There was more discussed in the Valhalla Offsite than forwarding. One of Kinnear's notes that stood out to me stated, "Poxes: value type wrappers for primitives." Since the introduction of "autoboxing and unboxing" in JDK 1.5, Java developers have become comfortable with the conceptual relationship of "boxed"/"wrapper" reference types to their primitive counterparts. Therefore, it does make some sense to me to use similar terminology for the concept of value type "wrappers" of primitive counterparts being called "poxes." Goetz describes "poxing" in the post "Finding the spirit of L-World" and calls "creating a value box for primitives" "a 'pox'" and discusses the possibility of "adjust[ing] the compiler's boxing behavior (when boxing to `Object` or an interface)" to "prefer the pox to the box."

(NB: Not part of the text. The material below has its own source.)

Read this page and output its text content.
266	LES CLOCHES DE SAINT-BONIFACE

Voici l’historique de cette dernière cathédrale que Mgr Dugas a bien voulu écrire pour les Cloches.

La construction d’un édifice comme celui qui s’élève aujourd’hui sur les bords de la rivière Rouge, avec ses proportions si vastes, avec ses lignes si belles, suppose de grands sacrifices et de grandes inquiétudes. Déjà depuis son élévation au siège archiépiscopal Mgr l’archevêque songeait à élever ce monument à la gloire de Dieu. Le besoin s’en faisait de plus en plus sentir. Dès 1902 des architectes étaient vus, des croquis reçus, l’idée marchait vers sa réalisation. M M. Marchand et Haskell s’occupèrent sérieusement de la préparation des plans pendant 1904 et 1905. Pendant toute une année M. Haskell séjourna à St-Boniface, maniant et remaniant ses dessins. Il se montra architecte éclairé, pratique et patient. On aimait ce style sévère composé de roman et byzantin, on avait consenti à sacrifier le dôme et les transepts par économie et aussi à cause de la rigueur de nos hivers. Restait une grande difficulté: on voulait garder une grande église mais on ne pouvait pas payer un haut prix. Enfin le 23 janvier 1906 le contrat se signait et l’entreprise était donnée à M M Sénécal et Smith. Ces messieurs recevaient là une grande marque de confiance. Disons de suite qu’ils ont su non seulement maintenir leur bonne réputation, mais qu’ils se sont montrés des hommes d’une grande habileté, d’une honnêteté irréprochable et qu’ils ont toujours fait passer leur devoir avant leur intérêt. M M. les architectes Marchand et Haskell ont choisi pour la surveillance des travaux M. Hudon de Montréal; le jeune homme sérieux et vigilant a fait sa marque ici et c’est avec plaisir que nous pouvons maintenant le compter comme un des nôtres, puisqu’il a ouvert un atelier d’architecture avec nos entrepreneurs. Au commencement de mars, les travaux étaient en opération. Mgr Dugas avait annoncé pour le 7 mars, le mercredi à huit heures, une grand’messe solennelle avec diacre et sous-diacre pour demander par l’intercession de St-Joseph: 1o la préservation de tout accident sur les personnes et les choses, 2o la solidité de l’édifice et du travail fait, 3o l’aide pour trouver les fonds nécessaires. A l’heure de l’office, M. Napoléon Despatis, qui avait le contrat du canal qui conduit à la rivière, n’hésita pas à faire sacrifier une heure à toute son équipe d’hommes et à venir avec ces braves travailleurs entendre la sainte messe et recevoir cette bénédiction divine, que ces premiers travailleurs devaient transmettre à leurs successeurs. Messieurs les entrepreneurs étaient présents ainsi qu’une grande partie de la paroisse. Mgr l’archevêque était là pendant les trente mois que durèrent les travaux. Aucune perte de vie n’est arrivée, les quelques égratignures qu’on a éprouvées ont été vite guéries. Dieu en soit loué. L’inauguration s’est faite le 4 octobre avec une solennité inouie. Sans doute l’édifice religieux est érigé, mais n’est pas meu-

Updating Valhalla Value Types Phases

In her post "Updated phasing of Valhalla Value Types," Kinnear outlines Valhalla value types "Phases/AIs for Proposals" discussed at the Burlington Valhalla offsite meeting mentioned earlier. She calls out one major timing proposal in its own paragraph (I added the emphasis):

One important phasing is moving null-default value types and migrating value-based-classes to null-default value types was moved out to L20, which is after the initial preview.

Kinnear provides a list of "phases/APIs" categorized under one of three general milestone allocations: L10, L20, and L100. The two specific topics covered in my post (forwarding and poxes) appear to be currently proposed for L20.


Valhalla's value types are still a ways out before we'll see them in a General Availability JDK, but I appreciate the significant effort being invested in these value types and look forward to benefiting from them at some point in the future.

1 comment:

@DustinMarx said...

The notes from the 10 April 2019 Valhalla EG meeting are now available. Notes include coverage of discussion as a follow-up to the Valhalla offsite meeting discussed in the above blog post. Under the "Meaning of the 'L' descriptor" heading, there is a definition stated: "'L' descriptor is: 'by pointer', nullable, not flattenable, not pre-load". There is also mention that e-mail consensus for the name to use for "value class" is "inline" (not to be confused with Kotlin's experimental inline classes), but there is still more discussion on that name in the notes. The notes also highlight discussion regarding "RefObject vs. ValObject."